Patients who present with food impaction, flexible upper endoscopy is recommended to remove impacted food. Dilation is deferred in EoE until patients are adequately treated with pharmacological or dietary therapy, and the result of a response to therapy is available.The goals of therapy for treating EoE is to improve the patient’s symptoms as well as a reduction in the eosinophils on biopsy. The initial treatment is started after failure to improve after 2 months of PPI therapy to make the diagnosis of EoE.

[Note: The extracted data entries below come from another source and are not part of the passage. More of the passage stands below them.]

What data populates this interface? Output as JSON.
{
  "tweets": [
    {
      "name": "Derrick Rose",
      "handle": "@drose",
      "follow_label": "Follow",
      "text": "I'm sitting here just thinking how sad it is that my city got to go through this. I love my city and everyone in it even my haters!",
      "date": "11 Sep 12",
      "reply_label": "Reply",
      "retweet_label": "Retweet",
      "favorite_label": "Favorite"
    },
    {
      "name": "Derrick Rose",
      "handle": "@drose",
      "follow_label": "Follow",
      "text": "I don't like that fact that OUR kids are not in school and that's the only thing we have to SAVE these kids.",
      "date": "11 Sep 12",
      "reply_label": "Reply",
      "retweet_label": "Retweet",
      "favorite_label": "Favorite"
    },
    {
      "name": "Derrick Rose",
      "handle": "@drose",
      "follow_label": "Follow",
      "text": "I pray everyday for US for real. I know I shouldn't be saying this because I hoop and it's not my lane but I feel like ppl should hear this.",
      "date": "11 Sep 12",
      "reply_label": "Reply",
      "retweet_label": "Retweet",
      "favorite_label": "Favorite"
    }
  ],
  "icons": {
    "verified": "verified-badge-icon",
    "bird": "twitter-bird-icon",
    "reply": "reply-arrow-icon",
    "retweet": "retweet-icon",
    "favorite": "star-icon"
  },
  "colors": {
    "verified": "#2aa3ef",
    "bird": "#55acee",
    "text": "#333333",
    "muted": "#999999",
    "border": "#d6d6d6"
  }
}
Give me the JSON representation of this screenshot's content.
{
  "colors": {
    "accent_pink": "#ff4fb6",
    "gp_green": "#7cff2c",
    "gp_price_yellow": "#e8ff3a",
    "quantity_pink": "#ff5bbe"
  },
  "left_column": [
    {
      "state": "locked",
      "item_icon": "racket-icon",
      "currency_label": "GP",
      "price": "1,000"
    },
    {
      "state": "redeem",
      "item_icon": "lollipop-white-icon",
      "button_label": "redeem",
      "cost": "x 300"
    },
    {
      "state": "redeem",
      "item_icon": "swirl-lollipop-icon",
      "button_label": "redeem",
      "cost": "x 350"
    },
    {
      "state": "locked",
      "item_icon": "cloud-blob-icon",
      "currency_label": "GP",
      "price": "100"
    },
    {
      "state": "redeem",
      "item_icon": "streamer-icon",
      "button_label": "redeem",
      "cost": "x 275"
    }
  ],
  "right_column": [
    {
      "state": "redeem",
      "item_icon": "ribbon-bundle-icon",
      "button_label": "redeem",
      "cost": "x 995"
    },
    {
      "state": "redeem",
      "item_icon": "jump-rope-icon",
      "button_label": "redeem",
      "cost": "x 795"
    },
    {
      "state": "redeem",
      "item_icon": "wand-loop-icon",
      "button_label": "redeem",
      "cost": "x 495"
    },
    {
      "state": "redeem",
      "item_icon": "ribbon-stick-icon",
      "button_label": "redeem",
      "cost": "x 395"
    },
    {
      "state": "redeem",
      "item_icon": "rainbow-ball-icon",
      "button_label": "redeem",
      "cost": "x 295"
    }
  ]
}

Patient with persistent symptoms of dysphagia even after treatment with dietary elimination and medical therapy, endoscopic dilation is performed. Esophageal strictures and rings can be safely dilated in EoE. It is recommended to use a graduated balloon catheter for gradual dilation. The patient should be informed that after dilation they might experience chest pain and in addition risk of esophageal perforation and bleeding.
Due to the strong association of EoE with allergies, it is also suggested that all patients with diagnosed EoE undergo evaluation by an allergist or immunologist.
The challenge in diagnosing EoE is the differential of GERD as there is much overlap between the two diseases. GERD also can have eosinophils in the esophagus on pathology. The major difference between the diseases is the response to a PPI. Due to this difference, endoscopy with biopsy should be done at least two months after a trial of PPI therapy.
Other disease conditions that can have esophageal eosinophilia should be excluded before diagnosing a patient with EoE. Some of the diseases that have esophageal eosinophilia are gastroesophageal (GI) reflux disease, eosinophilic GI disease, PPI-responsive esophageal eosinophilia, Celiac disease, Crohn disease, infection, Achalasia, drug hypersensitivity, vasculitis, connective tissues disorders, and the use of a PPI.